Heaping praise is one thing, and praise for Ferrante is not hard to find: she is a master of our time, “the best contemporary novelist you have never heard of,” the “Italian Alice Munro.” But there is no outdoing Ferrante, and the best critical work on her novels has the humility of someone who knows it. “Writing about the Brilliant Friend books has been one of the hardest assignments I’ve ever done,” Jenny Turner wrote for Harper’s, and the admission is a relief. The most one can hope to do in writing about Ferrante is to ignore her. Fixating on her identity is one way to postpone reading — to kill time until the words come.

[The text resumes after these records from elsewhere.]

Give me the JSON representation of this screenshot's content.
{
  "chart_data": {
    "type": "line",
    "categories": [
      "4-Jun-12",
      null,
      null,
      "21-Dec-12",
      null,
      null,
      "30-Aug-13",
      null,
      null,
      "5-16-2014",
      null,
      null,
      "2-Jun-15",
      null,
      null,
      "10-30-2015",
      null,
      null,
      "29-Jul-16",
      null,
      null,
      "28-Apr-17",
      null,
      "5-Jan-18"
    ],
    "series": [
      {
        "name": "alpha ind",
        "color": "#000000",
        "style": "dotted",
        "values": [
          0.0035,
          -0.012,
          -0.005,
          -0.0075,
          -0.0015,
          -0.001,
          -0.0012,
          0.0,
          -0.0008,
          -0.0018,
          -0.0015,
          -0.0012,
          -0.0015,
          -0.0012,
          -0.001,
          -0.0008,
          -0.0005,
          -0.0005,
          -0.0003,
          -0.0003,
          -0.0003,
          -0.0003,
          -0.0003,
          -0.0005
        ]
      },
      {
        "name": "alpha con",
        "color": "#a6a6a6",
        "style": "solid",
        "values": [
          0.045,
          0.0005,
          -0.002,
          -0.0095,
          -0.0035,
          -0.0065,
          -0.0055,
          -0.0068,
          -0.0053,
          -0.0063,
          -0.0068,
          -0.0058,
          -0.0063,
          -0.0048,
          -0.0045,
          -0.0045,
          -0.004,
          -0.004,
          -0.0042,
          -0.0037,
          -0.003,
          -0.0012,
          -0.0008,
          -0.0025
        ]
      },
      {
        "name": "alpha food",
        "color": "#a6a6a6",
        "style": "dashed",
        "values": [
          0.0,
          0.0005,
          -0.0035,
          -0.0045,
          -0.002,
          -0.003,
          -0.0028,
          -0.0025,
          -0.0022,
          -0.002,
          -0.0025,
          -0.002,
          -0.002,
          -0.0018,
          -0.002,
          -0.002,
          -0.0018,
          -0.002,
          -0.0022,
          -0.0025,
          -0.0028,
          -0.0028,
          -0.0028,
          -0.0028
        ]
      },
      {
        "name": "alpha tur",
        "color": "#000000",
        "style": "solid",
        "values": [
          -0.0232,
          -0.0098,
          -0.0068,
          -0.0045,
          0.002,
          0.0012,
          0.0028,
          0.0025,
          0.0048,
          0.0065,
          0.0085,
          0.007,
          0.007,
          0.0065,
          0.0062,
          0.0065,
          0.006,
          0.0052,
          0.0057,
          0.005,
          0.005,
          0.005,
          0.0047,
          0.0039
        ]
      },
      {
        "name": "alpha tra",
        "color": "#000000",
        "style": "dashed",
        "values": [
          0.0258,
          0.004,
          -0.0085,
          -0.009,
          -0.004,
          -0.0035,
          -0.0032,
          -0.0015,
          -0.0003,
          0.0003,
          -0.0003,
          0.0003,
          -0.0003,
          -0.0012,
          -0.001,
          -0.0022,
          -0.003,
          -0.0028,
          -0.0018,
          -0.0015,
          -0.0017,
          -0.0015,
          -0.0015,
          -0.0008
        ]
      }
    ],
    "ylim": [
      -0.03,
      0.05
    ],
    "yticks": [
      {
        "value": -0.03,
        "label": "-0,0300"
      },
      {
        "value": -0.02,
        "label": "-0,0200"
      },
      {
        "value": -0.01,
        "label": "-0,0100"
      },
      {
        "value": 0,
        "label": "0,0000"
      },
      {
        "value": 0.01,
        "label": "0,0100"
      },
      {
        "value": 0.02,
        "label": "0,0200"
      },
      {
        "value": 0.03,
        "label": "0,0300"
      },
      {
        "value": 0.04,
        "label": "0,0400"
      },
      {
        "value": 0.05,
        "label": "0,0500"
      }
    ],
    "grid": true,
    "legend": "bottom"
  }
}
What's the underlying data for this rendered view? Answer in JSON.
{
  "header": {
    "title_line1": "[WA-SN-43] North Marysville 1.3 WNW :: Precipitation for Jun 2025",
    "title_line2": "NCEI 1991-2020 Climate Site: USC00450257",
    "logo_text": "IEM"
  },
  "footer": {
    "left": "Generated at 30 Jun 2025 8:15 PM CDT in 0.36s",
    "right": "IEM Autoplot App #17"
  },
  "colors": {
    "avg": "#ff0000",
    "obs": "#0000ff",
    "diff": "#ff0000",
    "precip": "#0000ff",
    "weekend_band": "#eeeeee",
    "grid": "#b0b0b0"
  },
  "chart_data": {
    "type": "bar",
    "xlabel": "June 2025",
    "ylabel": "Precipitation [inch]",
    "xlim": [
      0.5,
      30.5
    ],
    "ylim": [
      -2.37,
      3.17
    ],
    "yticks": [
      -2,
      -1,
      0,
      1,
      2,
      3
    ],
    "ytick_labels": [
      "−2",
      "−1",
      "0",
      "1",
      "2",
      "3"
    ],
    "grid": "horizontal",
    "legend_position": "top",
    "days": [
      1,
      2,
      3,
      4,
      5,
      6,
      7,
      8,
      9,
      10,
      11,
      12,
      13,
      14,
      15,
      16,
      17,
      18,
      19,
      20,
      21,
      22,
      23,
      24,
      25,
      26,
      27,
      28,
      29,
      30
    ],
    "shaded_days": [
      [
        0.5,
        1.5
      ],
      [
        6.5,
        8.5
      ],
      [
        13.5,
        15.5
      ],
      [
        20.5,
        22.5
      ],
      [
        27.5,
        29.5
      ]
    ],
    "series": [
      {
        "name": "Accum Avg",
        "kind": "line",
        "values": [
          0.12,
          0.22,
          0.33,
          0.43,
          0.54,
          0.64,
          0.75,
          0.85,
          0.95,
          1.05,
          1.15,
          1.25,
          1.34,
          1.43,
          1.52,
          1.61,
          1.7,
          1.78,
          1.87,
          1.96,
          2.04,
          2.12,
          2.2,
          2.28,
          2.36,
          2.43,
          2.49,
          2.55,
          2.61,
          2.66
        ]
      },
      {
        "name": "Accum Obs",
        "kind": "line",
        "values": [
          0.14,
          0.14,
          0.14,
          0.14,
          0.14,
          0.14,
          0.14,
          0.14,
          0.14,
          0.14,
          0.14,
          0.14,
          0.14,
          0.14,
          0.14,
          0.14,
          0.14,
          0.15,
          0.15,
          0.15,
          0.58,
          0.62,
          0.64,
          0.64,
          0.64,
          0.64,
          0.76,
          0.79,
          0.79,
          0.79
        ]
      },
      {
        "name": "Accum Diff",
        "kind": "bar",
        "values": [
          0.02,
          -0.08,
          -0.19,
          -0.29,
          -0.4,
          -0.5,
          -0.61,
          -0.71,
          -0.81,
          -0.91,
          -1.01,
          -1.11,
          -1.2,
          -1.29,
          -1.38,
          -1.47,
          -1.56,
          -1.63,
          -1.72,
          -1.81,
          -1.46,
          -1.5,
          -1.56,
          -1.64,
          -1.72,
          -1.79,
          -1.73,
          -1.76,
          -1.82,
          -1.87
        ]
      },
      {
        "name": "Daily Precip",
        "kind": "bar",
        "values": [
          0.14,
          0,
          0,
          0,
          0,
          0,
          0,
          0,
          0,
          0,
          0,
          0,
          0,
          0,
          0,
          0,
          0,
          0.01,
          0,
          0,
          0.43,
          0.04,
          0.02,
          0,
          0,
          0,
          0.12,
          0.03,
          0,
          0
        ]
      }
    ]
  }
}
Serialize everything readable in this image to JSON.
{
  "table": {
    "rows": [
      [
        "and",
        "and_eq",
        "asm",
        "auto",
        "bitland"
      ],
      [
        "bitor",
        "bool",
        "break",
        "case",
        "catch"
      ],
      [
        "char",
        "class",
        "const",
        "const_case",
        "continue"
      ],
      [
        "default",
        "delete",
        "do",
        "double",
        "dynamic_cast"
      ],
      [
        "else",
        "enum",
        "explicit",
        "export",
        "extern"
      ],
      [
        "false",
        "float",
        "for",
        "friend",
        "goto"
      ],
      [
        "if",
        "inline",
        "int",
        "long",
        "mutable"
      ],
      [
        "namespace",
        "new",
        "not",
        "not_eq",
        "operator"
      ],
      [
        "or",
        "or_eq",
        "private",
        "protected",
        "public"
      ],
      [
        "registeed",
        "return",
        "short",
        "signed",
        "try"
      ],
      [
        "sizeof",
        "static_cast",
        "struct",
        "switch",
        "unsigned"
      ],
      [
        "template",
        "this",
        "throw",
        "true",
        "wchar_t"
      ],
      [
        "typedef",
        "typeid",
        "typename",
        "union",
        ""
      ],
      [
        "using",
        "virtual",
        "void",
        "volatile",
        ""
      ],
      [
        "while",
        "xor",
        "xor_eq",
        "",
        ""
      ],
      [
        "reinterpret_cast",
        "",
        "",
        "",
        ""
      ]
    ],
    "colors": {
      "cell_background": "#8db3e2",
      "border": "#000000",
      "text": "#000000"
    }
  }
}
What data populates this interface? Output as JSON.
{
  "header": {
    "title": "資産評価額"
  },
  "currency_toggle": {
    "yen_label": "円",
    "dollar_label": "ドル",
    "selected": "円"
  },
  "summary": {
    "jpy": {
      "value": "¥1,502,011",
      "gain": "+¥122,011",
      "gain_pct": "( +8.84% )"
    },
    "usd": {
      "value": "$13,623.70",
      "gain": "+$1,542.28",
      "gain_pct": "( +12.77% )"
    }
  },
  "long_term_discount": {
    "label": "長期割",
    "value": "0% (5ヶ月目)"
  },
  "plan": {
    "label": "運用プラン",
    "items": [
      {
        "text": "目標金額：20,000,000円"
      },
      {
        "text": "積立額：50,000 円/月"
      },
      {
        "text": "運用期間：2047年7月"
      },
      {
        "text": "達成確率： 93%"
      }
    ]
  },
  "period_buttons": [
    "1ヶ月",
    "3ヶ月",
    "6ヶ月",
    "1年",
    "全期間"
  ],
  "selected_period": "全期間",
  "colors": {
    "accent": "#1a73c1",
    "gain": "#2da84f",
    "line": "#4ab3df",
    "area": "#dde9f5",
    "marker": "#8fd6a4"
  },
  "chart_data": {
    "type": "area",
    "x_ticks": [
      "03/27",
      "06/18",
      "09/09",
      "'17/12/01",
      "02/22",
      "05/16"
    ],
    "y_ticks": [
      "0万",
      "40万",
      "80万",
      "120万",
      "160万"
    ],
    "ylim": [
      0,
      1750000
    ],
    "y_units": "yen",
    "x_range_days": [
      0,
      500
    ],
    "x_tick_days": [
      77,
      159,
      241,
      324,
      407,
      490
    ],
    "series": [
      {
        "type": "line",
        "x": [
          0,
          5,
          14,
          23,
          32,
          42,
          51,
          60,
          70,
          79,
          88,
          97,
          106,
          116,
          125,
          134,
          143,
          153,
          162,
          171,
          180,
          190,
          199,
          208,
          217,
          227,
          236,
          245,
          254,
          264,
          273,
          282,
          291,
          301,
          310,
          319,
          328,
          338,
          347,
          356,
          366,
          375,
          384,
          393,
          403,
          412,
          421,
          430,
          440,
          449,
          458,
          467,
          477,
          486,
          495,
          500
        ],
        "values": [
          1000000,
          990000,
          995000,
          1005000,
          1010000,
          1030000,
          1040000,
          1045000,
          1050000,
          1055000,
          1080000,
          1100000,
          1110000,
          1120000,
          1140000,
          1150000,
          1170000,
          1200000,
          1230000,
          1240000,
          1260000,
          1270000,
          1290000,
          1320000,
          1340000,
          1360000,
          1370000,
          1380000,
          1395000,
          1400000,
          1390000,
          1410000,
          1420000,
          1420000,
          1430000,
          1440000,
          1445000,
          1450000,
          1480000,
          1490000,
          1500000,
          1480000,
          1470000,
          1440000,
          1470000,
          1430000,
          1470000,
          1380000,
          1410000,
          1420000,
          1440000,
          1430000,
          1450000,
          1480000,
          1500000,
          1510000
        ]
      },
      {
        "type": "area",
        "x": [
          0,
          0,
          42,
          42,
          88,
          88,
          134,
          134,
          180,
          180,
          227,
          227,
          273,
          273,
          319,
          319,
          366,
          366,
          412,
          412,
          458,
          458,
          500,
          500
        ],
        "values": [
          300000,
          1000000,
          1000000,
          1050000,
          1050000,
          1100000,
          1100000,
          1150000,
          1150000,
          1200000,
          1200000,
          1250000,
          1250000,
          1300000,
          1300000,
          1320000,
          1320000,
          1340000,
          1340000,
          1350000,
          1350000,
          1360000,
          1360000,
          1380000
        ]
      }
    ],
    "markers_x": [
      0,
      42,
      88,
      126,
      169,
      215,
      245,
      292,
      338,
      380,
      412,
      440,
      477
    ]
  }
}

There’s also her interview in the Paris Review, which has some devastating words of wisdom:

INTERVIEWER

You’ve mentioned disappearance — it’s one of your recurring themes.

FERRANTE

It’s a feeling I know well. I think all women know it. Whenever a part of you emerges that’s not consistent with some feminine ideal, it makes everyone nervous, and you’re supposed to get rid of it in a hurry. Or if you have a combative nature, like Amalia, like Lila, if you refuse to be subjugated, violence enters in. Violence has, at least in Italian, a meaningful language of its own — smash your face, bash your face in. You see? These are expressions that refer to the forced manipulation of identity, to its cancellation. Either you’ll be the way I say, or I’ll change you by beating you till I kill you.

INTERVIEWER

But your characters are sometimes the ones who “cancel” themselves. Amalia may have killed herself. And Lila can’t be found. Why? Are these acts of surrender?

FERRANTE

There are many reasons to disappear. The disappearance of Amalia, of Lila — yes, maybe it’s a surrender. But it’s also, I think, a sign of their irreducibility. I’m not sure. While I’m writing I think I know a lot about my characters, but then I discover I know much less than my readers. The extraordinary thing about the written word is that by nature it can do without your presence and also, in many respects, without your intentions.

The voice is part of your body, it needs your presence. You speak, you have a dialogue, you correct, you give further explanations. Writing, on the other hand, only needs a reader. It doesn’t need you.

When I re-read that passage, I couldn’t decide if it explained my hesitation to finish the series because the books didn’t need me or because I needed the books too much. That’s a good thing, I think.